Eleanor Bloxham, CEO of The Value Alliance and Corporate Governance Alliance wrote interesting article Looking-for-biz-leaders-in-all-the-wrong-places
Main point of it is the following: shall we ask Where are the business leaders we need? or maybe we are simply looking for leadership in the wrong places.
I would add one more question: Maybe we are using wrong methods looking for business leaders?
All procedures and methods used by HR are well known, well described and we can find many articles with advice how job seekers should behave at interview, what should be mentioned in CV, etc. The whole process is computerized and formalized. You can be new Bill Gates or Steve Jobs but with a couple of «wrong» replies (wrong by HR point of view) you are out of consideration. In Men In Black movie, future Agent J takes part in the examination together with the «best-of-the best» candidates and wins the competition by his non-standard methods of thinking. In reality he would be filtered out by "standard" HR at the very beginning...
On my point of view we see the worst breaking of process management principles – independence of HR from business process and misunderstanding of HR Dept. its critical role in business development and playing as a company guard instead of workforce selective breeding. That is the reason why a job applicant is prepared to say or do anything to please HR and get a job (regardless of actual abilities).
The whole interview is based on Results which tell us nothing about how the employee achieved them. I met a lot of sales managers who consistently exceeded their quotas by encouraging customers to over-order, and later allowed them to return the excess merchandise. I met purchase managers buying excess - and sometimes not needed - merchandise saying that it is responsibility of sales or promotion departments to distribute it. Senior executives only saw their top-level records and paid bonuses and promoted such people. Definitely it is possible in any firm where owners/top-managers don't use process management.
Real manager should have a unique set of skills which is quite rare. How to assess ability to diagnose performance problems, coaching skills, planning skills, organizational skills, integrity, cooperation, teamwork, conscientiousness, caring about subordinates, giving clear direction, etc. by “standard” methodology?
The result of such methods is well known: only 20-30 percent of people holding management positions are skilled managers. Looking for candidates to fill key positions in my companies I usually asked HR to invite me to some interview and talk to job applicants myself. Mistakes in key positions can be very expensive.
At the beginning of my career I thought low performance could be fixed by sending people to special courses, workshops and seminars.

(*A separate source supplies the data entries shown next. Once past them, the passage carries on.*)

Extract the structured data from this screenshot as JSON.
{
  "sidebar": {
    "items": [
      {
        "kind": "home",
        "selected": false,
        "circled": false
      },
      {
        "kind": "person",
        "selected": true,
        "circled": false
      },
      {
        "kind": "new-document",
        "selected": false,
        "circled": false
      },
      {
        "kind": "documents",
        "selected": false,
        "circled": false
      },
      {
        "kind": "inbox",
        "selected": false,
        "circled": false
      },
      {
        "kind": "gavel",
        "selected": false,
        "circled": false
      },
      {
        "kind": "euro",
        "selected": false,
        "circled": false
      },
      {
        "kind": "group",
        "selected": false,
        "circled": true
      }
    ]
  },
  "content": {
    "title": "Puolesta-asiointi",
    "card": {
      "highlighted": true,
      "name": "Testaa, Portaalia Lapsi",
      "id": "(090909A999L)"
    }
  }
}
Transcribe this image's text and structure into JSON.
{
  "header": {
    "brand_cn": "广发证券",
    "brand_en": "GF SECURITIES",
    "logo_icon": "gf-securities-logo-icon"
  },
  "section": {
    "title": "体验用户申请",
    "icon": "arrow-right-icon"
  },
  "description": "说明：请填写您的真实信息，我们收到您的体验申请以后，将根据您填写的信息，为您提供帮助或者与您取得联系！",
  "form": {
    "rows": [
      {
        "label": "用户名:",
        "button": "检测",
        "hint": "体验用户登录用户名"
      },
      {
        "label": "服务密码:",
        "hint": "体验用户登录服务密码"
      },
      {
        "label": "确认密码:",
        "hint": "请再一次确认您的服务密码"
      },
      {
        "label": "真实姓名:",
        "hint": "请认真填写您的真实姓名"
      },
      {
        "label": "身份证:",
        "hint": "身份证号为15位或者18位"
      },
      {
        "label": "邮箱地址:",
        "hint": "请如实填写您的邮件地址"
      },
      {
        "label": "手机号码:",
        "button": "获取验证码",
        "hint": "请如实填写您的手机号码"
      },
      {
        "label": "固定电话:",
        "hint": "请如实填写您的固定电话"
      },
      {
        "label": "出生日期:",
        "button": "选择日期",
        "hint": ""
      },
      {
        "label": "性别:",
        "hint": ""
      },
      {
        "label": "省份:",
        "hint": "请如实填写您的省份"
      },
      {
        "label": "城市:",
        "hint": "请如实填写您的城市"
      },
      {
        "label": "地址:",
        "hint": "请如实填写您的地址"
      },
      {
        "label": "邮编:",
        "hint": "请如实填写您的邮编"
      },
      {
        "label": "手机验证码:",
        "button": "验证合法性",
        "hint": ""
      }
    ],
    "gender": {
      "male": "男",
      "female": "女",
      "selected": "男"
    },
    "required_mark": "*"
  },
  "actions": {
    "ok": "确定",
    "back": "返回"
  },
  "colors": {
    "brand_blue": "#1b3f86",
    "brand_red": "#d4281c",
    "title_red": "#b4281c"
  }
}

This belief was supported by various theories and Carlo Collodi's Pinocchio. I forgot that the last transformation was possible only by means of magic and very strong desire of the wooden puppet to be a real boy.
Without these two prerequisites we can not expect transformation of incompetent person into a competent one. Training can improve a skill the candidate already has, but it cannot graft a skill where none existed earlier.
Real managers know their role is to set objectives, coach subordinates, and get them the resources necessary to do the job. Real HR managers know their role is looking for, finding and breeding candidates able to be trained use existing resources and fulfill the company objectives.